Back in 2003, as the US was preparing to invade Iraq, many people both inside and outside the Church were debating the morality of the upcoming war. Were there WMDs? Even if there were, could a pre-emptive strike be legitimized? Did this meet the criteria of the just war theory? In the midst of all the questioning, a student at the seminary in Houston (where I was teaching) had a bumper sticker made, that read: I think when Jesus said to love your enemies he didn’t mean to kill them. For me, that said it all.
Just two years ago, in his message for the 50th World Day of Peace, Pope Francis surprised many by stating: “To be true followers of Jesus today also includes embracing his teaching about nonviolence. As my predecessor Benedict XVI observed, that teaching ‘is realistic because it takes into account that in the world there is too much violence, too much injustice, and therefore that this situation cannot be overcome except by countering it with more love, with more goodness.

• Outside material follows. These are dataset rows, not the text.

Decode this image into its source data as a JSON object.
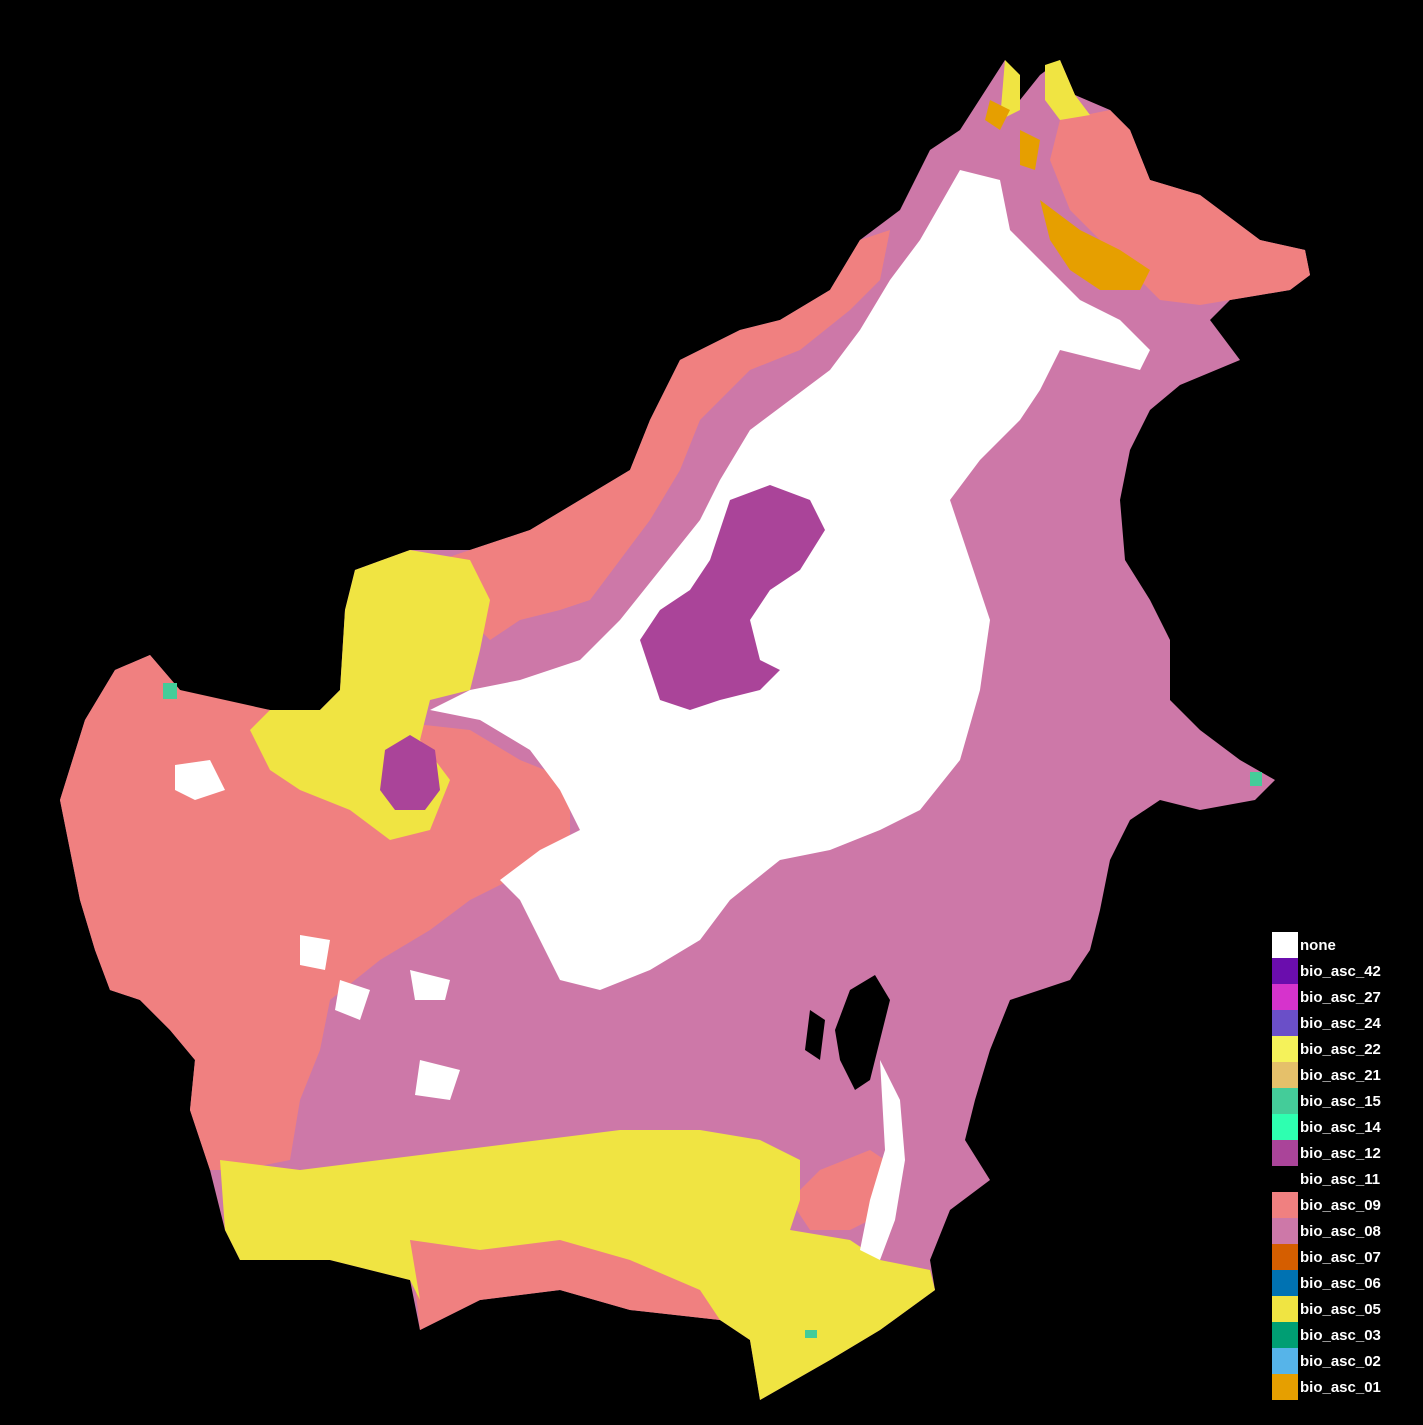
{
  "map": {
    "colors": {
      "background": "#000000",
      "bio_asc_09": "#F08080",
      "bio_asc_08": "#CD78A8",
      "none": "#FFFFFF",
      "bio_asc_05": "#F0E442",
      "bio_asc_12": "#AA4499",
      "bio_asc_01": "#E69F00",
      "bio_asc_15": "#44CC99",
      "bio_asc_24": "#6A4FC8"
    }
  },
  "legend": {
    "items": [
      {
        "label": "none",
        "color": "#FFFFFF"
      },
      {
        "label": "bio_asc_42",
        "color": "#6A0DAD"
      },
      {
        "label": "bio_asc_27",
        "color": "#D633CC"
      },
      {
        "label": "bio_asc_24",
        "color": "#6A4FC8"
      },
      {
        "label": "bio_asc_22",
        "color": "#F5F25A"
      },
      {
        "label": "bio_asc_21",
        "color": "#E5C06A"
      },
      {
        "label": "bio_asc_15",
        "color": "#44CC99"
      },
      {
        "label": "bio_asc_14",
        "color": "#2EFFB0"
      },
      {
        "label": "bio_asc_12",
        "color": "#AA4499"
      },
      {
        "label": "bio_asc_11",
        "color": "#000000"
      },
      {
        "label": "bio_asc_09",
        "color": "#F08080"
      },
      {
        "label": "bio_asc_08",
        "color": "#CD78A8"
      },
      {
        "label": "bio_asc_07",
        "color": "#D55E00"
      },
      {
        "label": "bio_asc_06",
        "color": "#0072B2"
      },
      {
        "label": "bio_asc_05",
        "color": "#F0E442"
      },
      {
        "label": "bio_asc_03",
        "color": "#009E73"
      },
      {
        "label": "bio_asc_02",
        "color": "#56B4E9"
      },
      {
        "label": "bio_asc_01",
        "color": "#E69F00"
      }
    ]
  }
}
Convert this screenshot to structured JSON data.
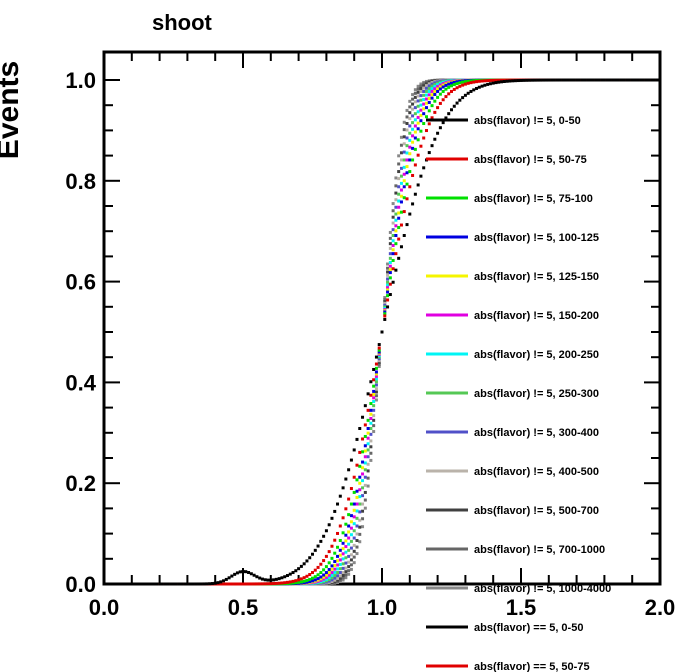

This “more” comes from God’”. This is the same God who, in Jesus’ proclamation of the Beatitudes, reminded us that peacemakers are blessed. It reminds me, as well, of the early Christians who refused to serve as soldiers or to go to war.
Several years ago I became convinced that Jesus was a practitioner of creative nonviolence; this weekend’s Gospel passage reminds me of that. It also reminds me that I need to bring this nonviolence home. It is easy to point fingers and to say that “the world” needs to learn nonviolence. We need to stop having wars. “They” need to change. The reality, though, is that I need to change, too. I need to pay attention to how I respond to people. Or, as Pope Francis said in his Peace Day message, “Whoever accepts the Good News of Jesus is able to acknowledge the violence within and be healed by God’s mercy, becoming in turn an instrument of reconciliation. In the words of Saint Francis of Assisi: ‘As you announce peace with your mouth, make sure that you have greater peace in your hearts’”.
“As you announce peace with your mouth, make sure that you have greater peace in your hearts.” I feel indicted by that statement. It is so easy for me to write these words, to say beautiful things from the pulpit, or to repost Facebook memes about being people of peace. It is much harder to break cycles: to respond to a harsh word with gentleness, to answer cynicism with kindness, injustice with justice, evil with goodness. Won’t you join me in trying?